In the case of The People ex rel. Wood agt. Draper (4 How. Pr. R., 233), it was held by Peabody, J., that in an *75action of quo warranto to determine the right to a public office, an injunction restraining generally the functions of the office is not authorized by law.
In Morris agt. Whelan (64 How., 109), the application was for an injunction to restrain the defendant from acting as president of the common council of Troy, and it was distinctly held that where a person usurps and intrudes into a public office, civil or military, and the attorney general brings his action to oust him, no injunction can be obtained pendente lite.
In Thompson agt. Commissioners of the Canal Fund (2 Abb., 248), Mr. justice Mitchell held that the courts of this state have no power to restrain by injunction the acts of officers of the state who are proceeding under authority of a law of this state; and the fact that such law is unconstitutional forms no ground for granting such injunction.
In The Mayor agt. Conover (5 Abb. Pr. R., 171), Mr. justice Roosevelt decided that a preliminary injunction, the effect of which would be in effect to oust a party, although only temporarily, from the exercise of the functions of an office, by preventing his access to the books and to papers appertaining to it, should not be granted.
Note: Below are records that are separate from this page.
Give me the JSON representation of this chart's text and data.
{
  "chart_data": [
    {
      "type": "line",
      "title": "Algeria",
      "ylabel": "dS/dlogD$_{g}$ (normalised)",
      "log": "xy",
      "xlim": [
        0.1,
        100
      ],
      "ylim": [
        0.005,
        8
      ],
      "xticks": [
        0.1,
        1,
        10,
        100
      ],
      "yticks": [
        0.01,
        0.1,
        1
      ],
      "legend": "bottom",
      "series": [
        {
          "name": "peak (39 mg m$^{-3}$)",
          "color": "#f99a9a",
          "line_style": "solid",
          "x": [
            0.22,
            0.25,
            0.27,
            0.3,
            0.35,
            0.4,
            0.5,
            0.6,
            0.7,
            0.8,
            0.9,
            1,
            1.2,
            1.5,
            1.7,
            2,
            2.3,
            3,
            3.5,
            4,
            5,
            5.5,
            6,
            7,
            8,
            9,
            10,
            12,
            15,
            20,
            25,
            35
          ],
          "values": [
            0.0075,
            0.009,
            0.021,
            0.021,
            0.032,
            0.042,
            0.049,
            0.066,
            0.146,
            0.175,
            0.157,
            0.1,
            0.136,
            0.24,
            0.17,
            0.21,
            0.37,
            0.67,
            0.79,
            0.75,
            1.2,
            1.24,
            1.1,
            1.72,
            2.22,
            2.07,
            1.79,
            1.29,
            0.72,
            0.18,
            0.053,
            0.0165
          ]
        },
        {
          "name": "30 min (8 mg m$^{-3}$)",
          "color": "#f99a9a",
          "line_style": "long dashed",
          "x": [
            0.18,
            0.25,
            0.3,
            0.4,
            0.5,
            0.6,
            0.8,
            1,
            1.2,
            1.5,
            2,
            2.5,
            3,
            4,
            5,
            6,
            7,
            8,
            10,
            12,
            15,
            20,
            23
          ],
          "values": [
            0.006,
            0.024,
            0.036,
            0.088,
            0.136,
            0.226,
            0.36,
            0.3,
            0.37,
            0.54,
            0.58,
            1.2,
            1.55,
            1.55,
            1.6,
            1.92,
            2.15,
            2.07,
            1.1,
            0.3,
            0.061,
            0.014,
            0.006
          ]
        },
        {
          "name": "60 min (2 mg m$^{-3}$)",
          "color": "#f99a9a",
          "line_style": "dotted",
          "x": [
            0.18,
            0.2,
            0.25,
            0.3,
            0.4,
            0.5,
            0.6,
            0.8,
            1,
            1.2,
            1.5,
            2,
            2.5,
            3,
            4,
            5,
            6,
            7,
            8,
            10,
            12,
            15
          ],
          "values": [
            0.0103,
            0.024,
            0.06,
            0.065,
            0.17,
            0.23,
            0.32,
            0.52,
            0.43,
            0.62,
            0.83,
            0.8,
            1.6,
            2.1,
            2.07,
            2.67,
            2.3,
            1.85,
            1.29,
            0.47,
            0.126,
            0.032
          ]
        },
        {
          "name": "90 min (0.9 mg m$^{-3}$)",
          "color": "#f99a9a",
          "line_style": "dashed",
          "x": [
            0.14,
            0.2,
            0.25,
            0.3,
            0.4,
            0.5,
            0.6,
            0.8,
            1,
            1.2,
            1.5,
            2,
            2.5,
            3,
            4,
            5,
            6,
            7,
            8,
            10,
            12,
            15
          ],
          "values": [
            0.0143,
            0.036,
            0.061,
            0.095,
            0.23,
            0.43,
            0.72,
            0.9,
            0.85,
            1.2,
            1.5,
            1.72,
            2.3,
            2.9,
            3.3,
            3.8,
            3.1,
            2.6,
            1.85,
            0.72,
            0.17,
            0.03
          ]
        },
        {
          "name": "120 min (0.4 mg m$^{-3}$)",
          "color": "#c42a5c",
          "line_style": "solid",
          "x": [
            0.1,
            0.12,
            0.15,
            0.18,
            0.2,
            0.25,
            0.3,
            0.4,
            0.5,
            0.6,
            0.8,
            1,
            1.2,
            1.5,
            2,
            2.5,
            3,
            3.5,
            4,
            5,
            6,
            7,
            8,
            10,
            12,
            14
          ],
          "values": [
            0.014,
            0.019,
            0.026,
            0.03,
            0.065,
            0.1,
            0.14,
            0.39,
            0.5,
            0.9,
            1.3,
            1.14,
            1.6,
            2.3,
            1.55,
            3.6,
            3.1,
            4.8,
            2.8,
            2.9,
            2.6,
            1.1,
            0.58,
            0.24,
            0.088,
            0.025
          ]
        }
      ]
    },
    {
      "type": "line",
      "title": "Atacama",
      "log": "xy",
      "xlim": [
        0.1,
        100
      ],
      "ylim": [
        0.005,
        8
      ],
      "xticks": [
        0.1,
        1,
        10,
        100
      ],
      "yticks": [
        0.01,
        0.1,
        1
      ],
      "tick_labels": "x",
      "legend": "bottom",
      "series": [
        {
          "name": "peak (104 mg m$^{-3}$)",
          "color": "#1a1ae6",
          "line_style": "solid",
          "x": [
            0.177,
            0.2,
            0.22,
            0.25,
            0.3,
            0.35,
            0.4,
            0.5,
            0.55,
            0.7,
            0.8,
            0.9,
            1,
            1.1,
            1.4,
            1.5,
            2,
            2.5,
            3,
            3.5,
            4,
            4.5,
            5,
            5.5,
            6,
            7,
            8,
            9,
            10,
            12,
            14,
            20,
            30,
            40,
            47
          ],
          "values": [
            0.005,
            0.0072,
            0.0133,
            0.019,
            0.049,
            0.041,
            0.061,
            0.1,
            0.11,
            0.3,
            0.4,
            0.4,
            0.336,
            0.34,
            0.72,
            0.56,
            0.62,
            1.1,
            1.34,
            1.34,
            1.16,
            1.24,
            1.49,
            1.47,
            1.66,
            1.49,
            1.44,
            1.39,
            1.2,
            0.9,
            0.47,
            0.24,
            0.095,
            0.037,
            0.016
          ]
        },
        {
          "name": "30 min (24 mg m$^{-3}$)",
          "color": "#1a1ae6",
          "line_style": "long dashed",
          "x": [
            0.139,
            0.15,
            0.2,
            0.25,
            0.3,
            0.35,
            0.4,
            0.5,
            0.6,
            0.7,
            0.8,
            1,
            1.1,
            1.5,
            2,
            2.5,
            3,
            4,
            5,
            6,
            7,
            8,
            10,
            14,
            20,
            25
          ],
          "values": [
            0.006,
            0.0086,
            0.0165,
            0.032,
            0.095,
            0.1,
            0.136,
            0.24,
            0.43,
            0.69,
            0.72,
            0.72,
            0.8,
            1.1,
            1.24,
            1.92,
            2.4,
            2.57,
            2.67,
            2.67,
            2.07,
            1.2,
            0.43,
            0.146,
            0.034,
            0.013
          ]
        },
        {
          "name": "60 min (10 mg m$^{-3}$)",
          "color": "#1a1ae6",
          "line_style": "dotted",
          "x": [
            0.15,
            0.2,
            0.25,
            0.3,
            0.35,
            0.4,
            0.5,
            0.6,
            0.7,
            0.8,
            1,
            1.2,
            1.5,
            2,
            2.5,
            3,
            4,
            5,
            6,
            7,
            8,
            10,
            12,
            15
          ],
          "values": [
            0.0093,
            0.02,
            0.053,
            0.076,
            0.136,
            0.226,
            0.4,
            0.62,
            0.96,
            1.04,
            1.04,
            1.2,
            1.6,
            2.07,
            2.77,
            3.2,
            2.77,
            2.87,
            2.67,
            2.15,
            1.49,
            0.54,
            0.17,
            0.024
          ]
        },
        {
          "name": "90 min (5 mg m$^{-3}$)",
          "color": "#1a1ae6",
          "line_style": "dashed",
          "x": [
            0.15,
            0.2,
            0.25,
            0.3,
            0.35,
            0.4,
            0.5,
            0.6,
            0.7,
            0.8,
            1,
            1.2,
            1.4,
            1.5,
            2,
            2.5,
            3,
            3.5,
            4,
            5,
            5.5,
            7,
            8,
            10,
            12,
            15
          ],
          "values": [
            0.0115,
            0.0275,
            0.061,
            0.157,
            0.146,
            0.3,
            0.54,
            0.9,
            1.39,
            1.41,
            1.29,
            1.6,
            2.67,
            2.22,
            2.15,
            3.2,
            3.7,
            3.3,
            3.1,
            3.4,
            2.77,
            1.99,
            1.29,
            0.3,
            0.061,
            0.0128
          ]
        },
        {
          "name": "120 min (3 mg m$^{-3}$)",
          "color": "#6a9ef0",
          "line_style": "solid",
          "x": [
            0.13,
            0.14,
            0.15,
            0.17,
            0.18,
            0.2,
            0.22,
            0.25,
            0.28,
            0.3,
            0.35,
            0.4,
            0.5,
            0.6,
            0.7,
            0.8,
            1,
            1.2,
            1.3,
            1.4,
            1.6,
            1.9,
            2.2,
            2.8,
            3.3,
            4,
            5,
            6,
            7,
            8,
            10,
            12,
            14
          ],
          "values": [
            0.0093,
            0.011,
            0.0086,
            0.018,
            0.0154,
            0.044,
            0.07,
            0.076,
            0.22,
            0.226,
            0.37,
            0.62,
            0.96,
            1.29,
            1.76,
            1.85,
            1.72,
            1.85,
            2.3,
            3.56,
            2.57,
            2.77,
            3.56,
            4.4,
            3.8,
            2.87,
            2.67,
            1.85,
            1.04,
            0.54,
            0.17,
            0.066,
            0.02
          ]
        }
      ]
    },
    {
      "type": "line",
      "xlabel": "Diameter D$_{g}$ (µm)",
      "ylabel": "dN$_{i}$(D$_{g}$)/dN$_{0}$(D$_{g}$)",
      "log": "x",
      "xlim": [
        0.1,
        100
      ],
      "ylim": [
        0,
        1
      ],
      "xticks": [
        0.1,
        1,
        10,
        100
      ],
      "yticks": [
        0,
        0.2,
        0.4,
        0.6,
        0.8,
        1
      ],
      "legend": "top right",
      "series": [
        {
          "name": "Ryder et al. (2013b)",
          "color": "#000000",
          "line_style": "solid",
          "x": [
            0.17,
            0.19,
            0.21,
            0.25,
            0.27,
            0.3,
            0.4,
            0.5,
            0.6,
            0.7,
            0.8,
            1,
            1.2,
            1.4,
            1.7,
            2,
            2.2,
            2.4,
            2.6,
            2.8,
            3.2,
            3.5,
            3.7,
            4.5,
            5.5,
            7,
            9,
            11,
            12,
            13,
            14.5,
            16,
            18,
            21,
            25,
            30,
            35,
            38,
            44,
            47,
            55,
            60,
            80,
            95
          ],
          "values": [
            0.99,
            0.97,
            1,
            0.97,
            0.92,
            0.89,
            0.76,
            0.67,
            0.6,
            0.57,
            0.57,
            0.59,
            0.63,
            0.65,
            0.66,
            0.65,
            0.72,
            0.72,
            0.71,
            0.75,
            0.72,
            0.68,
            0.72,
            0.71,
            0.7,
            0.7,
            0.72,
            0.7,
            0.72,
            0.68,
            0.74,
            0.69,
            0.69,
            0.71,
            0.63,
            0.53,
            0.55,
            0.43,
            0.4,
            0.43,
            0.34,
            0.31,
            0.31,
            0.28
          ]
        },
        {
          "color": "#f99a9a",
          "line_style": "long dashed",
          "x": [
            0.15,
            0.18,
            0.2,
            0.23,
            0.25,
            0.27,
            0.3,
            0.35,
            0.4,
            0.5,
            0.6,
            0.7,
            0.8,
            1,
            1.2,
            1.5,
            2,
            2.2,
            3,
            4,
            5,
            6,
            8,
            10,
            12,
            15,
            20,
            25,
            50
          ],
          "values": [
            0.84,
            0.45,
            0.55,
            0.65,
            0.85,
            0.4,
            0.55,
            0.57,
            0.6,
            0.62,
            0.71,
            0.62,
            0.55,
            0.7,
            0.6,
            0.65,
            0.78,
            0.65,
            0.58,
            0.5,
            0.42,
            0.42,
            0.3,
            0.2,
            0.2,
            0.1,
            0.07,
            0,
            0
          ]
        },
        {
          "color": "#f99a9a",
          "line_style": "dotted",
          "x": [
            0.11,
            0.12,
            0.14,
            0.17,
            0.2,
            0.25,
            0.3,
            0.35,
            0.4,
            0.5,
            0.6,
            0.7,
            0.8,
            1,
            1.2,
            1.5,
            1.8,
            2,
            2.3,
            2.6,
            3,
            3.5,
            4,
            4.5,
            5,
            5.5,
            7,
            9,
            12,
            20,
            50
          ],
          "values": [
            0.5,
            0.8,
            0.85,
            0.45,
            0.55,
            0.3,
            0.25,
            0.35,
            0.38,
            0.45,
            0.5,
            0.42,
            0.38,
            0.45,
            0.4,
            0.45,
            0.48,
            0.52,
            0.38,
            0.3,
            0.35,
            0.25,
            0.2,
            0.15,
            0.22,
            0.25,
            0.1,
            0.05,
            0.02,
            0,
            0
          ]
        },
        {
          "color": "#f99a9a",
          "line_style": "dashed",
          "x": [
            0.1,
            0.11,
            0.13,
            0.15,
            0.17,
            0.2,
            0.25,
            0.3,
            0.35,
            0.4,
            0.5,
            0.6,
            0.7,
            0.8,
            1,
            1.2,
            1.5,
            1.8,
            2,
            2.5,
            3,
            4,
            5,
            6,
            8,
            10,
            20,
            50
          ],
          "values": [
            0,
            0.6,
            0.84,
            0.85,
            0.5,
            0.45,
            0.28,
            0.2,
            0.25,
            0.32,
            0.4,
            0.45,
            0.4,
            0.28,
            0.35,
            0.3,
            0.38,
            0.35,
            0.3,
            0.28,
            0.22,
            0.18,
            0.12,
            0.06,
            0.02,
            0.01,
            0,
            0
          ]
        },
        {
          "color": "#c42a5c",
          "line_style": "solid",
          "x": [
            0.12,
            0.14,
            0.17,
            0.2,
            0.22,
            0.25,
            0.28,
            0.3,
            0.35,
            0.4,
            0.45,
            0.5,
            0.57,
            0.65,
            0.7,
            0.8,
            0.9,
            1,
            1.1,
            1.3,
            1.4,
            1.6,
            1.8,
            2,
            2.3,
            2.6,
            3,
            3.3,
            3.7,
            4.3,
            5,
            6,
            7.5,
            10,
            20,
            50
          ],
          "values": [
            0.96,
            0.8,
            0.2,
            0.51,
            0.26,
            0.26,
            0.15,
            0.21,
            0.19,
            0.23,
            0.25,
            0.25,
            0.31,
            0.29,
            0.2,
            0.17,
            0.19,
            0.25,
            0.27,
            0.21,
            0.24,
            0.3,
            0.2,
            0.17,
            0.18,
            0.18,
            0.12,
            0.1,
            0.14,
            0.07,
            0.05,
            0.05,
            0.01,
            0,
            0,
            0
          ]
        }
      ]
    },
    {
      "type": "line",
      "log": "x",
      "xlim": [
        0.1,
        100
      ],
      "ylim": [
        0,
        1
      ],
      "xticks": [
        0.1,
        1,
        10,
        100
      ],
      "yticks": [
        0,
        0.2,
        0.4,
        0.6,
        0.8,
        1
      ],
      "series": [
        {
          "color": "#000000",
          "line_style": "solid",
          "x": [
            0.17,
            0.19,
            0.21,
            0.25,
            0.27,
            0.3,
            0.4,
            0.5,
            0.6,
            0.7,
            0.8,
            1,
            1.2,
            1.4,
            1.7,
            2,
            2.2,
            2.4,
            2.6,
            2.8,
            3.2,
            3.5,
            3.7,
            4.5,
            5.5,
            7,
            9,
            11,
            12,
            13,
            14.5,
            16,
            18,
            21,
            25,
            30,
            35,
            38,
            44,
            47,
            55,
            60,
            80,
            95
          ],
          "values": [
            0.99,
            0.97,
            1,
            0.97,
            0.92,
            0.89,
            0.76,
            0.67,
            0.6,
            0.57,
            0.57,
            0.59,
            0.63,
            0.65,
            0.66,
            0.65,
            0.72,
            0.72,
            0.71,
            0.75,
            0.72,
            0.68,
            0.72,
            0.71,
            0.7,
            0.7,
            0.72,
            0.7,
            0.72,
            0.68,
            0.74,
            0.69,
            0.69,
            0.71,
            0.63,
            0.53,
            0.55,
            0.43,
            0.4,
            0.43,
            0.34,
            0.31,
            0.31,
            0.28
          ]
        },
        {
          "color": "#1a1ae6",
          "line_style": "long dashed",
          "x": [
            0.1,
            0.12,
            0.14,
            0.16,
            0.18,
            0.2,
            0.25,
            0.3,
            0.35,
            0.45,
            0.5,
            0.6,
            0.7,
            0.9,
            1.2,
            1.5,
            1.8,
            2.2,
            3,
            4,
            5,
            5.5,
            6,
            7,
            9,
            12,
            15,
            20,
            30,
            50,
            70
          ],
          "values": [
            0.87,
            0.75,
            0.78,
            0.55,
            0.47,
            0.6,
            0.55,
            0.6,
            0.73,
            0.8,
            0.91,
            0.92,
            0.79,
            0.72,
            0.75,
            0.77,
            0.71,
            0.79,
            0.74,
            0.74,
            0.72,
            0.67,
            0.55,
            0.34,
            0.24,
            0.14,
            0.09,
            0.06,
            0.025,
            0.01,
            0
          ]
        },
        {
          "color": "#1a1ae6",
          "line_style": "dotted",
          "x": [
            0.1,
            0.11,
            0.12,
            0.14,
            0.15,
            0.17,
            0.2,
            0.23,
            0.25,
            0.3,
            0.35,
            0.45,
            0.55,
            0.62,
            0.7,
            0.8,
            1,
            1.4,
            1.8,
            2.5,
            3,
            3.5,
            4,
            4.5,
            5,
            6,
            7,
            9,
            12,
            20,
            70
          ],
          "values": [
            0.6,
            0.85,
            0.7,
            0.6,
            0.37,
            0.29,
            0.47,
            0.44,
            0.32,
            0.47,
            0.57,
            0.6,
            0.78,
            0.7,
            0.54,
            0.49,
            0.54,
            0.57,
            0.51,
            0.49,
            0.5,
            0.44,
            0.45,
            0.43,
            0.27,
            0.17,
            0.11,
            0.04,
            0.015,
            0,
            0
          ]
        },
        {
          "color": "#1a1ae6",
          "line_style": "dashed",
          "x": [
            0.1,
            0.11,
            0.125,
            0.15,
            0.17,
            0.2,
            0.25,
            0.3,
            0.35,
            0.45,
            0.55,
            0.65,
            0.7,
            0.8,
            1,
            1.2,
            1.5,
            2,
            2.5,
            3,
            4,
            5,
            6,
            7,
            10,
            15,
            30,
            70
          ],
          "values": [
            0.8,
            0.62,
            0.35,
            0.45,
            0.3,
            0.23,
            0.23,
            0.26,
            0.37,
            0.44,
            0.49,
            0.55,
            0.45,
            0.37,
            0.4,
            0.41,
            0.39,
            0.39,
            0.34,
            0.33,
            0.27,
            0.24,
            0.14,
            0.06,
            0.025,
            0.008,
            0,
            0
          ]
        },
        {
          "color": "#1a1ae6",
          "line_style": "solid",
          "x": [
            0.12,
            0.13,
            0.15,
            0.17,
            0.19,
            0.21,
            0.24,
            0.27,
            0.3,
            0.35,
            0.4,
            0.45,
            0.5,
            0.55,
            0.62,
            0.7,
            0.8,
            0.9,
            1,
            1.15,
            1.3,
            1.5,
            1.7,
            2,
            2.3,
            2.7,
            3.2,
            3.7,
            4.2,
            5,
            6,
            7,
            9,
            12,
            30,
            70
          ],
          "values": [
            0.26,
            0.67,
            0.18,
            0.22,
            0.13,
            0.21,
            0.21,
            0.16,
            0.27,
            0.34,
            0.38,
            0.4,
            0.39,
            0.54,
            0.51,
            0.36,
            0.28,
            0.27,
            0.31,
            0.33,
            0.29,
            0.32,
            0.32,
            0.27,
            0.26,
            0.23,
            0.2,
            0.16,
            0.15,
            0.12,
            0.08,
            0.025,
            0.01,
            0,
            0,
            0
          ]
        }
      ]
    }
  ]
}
That the title to a public office could hot be indirectly tried in an injunction suit brought to restrain a claimant of such office from interfering with the books and papers appertaining thereto.
Long prior to the decisions in the cases above referred to, chancellor Walwobth had decided in the case of Tappan agt. Gray (9 Paige's R., 507) that “ this court ought not to assume the jurisdiction to oust an officer in no way connected with the administration of justice here, and over whose appointment it has no control, from an office the duties of which he is discharging under color of an appointment from the executive of the state, until his right to such office has been settled in a mode prescribed by law by the Revised Statutes for the determination of his claim,” and as that would be the necessary effect of the injunction prayed for in that case, the chancellor reversed the decision of the vice-chancellor who had *76overruled the demurrer to the bill, the action having been brought by Tappan, claiming that he had been duly appointed by the governor, with the consent of the senate, as an inspector of flour for the city of New York, and that the defendant Gray had intruded himself into that office and entered upon the discharge of its duties, and was receiving the fees and emoluments thereof. The decision of the chancellor was affirmed by the court of errors (See 7 Hill, 259).
From this review of the cases bearing upon the right to a preliminary injunction restraining the incumbent, pending the suit, from exercising the functions of the office in dispute, it will be seen that such injunctions have been uniformly denied by the courts of this state. If there is anything in the case of Kerr agt. Trego (47 Penn., 292), cited by the counsel for the relators, conflicting with the decisions to which I have referred, it cannot, of course, be regarded as an authority by me.
For these reasons I am of the opinion that no injunction should be granted herein, and that the temporary injunction heretofore granted should be vacated and set aside.